In Zimmer 6 liegt Frau Sacher. Ich mag die Torte. Lecker, Schokolade, dazu noch Marmelade. Frau Sacher mag die Torte wohl auch. Nicht nur ab und zu. Das metabolische Syndrom lässt grüßen. Frau Sacher ist knapp 50. Die Arterien und Venen ihrer Blutbahn möchte ich gar nicht sehen.
Ob da überhaupt noch genug Blut im Gehirn ankommt? Und in den Zehen? Und die Leber erst. Ob da noch rote Farbe ist? Oder alles schon gelb? Das Herz. Eigentlich ein Muskel. Und erst das Pankreas. So viel Insulin kann das arme Pankreas gar nicht produzieren.
Die Wirbelsäule? Der geht es, denke ich, verhältnismäßig gut. So viel Östrogen hilft dem Knochen. Den Bandscheiben sicherlich nicht. Aber die Osteoporose dürfte hier vielleicht nicht Hauptthema sein.
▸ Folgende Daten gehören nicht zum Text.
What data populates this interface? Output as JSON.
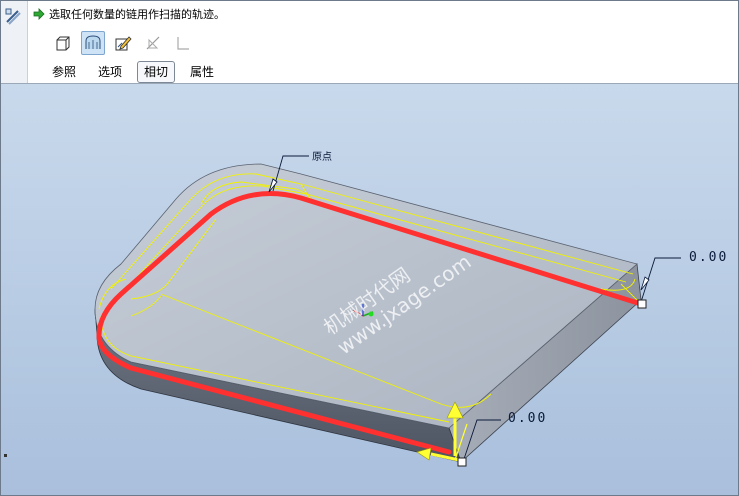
{
  "dashboard": {
    "prompt_text": "选取任何数量的链用作扫描的轨迹。",
    "toolbar": [
      {
        "icon": "solid-icon",
        "active": false
      },
      {
        "icon": "surface-icon",
        "active": true
      },
      {
        "icon": "edit-sketch-icon",
        "active": false
      },
      {
        "icon": "remove-material-icon",
        "active": false
      },
      {
        "icon": "thicken-icon",
        "active": false
      }
    ],
    "tabs": [
      {
        "label": "参照",
        "active": false
      },
      {
        "label": "选项",
        "active": false
      },
      {
        "label": "相切",
        "active": true
      },
      {
        "label": "属性",
        "active": false
      }
    ]
  },
  "viewport": {
    "start_point_label": "原点",
    "dimension_right": "0.00",
    "dimension_front": "0.00",
    "watermark_line1": "机械时代网",
    "watermark_line2": "www.jxage.com",
    "colors": {
      "trajectory": "#ff3030",
      "edges": "#f2f200",
      "arrow": "#ffff33",
      "background_top": "#c9d9ec",
      "background_bottom": "#a9bfdc"
    }
  }
}
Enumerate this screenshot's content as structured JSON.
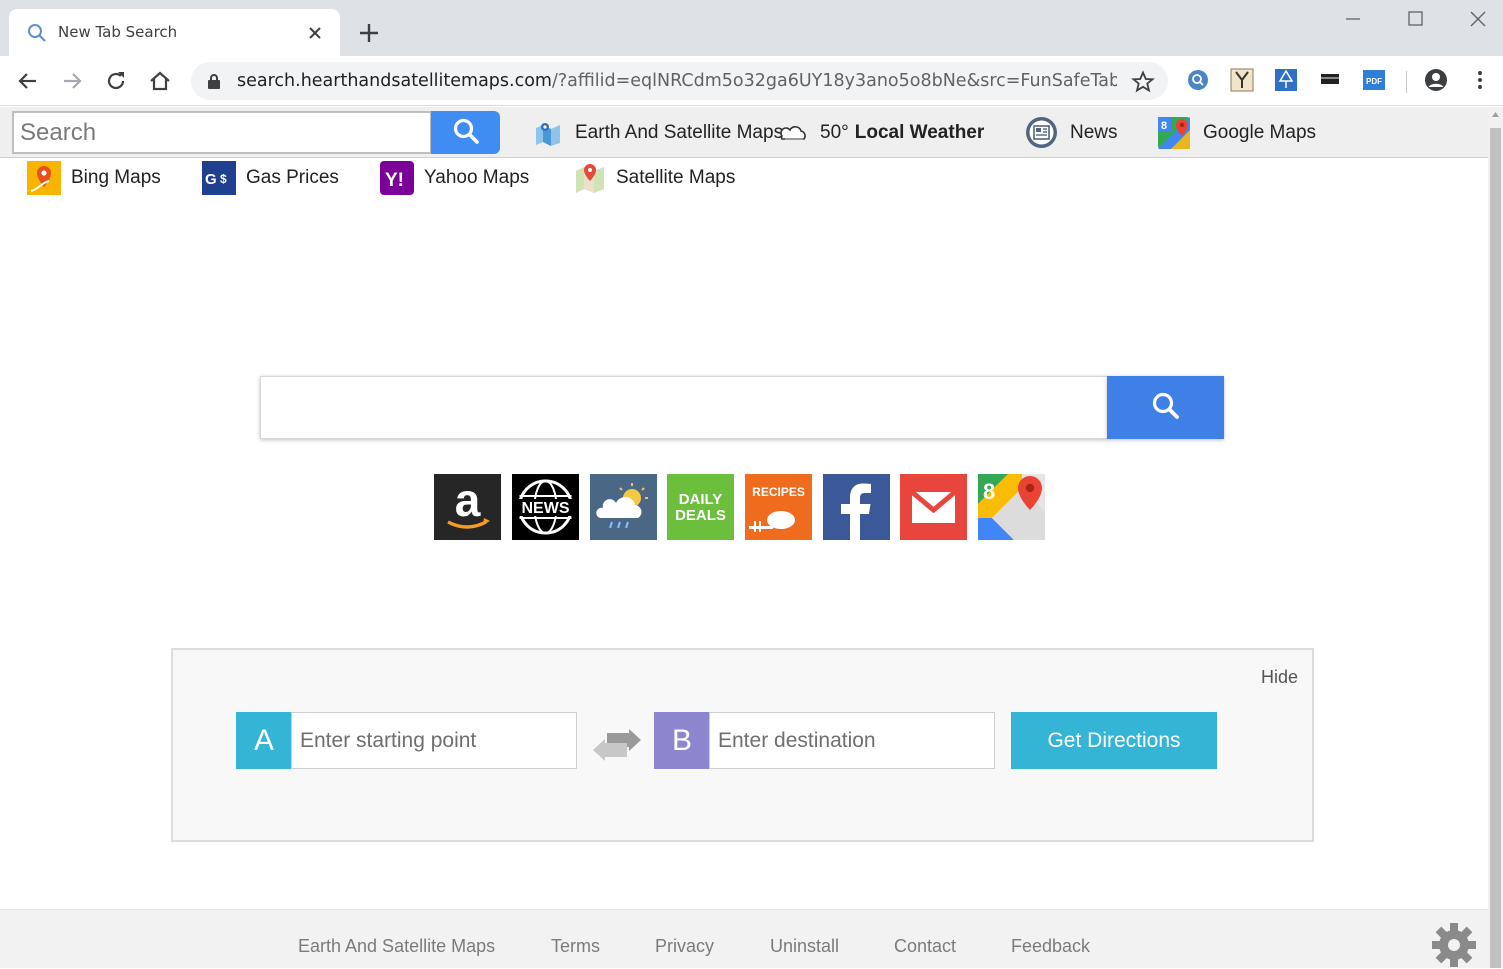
{
  "browser": {
    "tab_title": "New Tab Search",
    "url_main": "search.hearthandsatellitemaps.com",
    "url_rest": "/?affilid=eqlNRCdm5o32ga6UY18y3ano5o8bNe&src=FunSafeTab_..."
  },
  "topbar": {
    "search_placeholder": "Search",
    "links": [
      {
        "label": "Earth And Satellite Maps"
      },
      {
        "temp": "50°",
        "label": "Local Weather"
      },
      {
        "label": "News"
      },
      {
        "label": "Google Maps"
      }
    ]
  },
  "links_row2": [
    {
      "label": "Bing Maps"
    },
    {
      "label": "Gas Prices"
    },
    {
      "label": "Yahoo Maps"
    },
    {
      "label": "Satellite Maps"
    }
  ],
  "tiles": [
    {
      "icon": "amazon-icon"
    },
    {
      "icon": "news-icon",
      "text": "NEWS"
    },
    {
      "icon": "weather-icon"
    },
    {
      "icon": "daily-deals-icon",
      "text1": "DAILY",
      "text2": "DEALS"
    },
    {
      "icon": "recipes-icon",
      "text": "RECIPES"
    },
    {
      "icon": "facebook-icon"
    },
    {
      "icon": "gmail-icon"
    },
    {
      "icon": "google-maps-icon"
    }
  ],
  "directions": {
    "hide_label": "Hide",
    "badge_a": "A",
    "badge_b": "B",
    "start_placeholder": "Enter starting point",
    "dest_placeholder": "Enter destination",
    "button_label": "Get Directions",
    "colors": {
      "a": "#35b5d6",
      "b": "#8c86cf",
      "button": "#35b5d6"
    }
  },
  "footer": {
    "links": [
      "Earth And Satellite Maps",
      "Terms",
      "Privacy",
      "Uninstall",
      "Contact",
      "Feedback"
    ]
  },
  "colors": {
    "search_button": "#3f80e6",
    "topbar_bg": "#efefef"
  }
}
Weiter zur Lunge. Die hat ganz schön was zu atmen. Das Narkosegerät wird sich später bedanken. Endlich mal mit ein bisschen Druck arbeiten.
Magen kaputt, Haut besiedelt, Bein kaputt
Der Magen-/Darmtrakt? Wegen chronischer Überlastung geschlossen. Die Haut? Armes Ding. Niemand gibt acht auf sie. Überall gerötet, Pilze haben sich angesiedelt. Die mögen es feucht und warm. Frau Sacher spürt auch die kleinen Löcher am Zeh und am Fußballen nicht.
Apropos Füße. Ich fange an zu schwitzen. Ihr Bein ist ganz schön schwer. Da ist das Metallgestänge Nebensache. Ich spreche nebenbei in das Telefon, das mir die Krankenschwester ans Ohr hält. „Ja, Herr Oberarzt. Sie müssen Punkt 2 auf dem OP-Plan wirklich verschieben. Frau Sacher ist gleich auf dem Weg in den OP zu Ihnen.“
Frisch operiert und gleich mal ausprobiert
Frau Sacher hat nämlich heute irgendwie vergessen, dass sie sich das Sprunggelenk gebrochen hat. Und hat sich dann gleich mal auf ihr gestern frisch operiertes und mit einem Fixateur externe versorgtes Sprunggelenk gestellt. Mit dem vollen Körpergewicht.
Deshalb halte ich jetzt ein ziemlich schweres Bein. Mit einem Metallgestänge dran, das nicht mehr da ist, wo es mal war.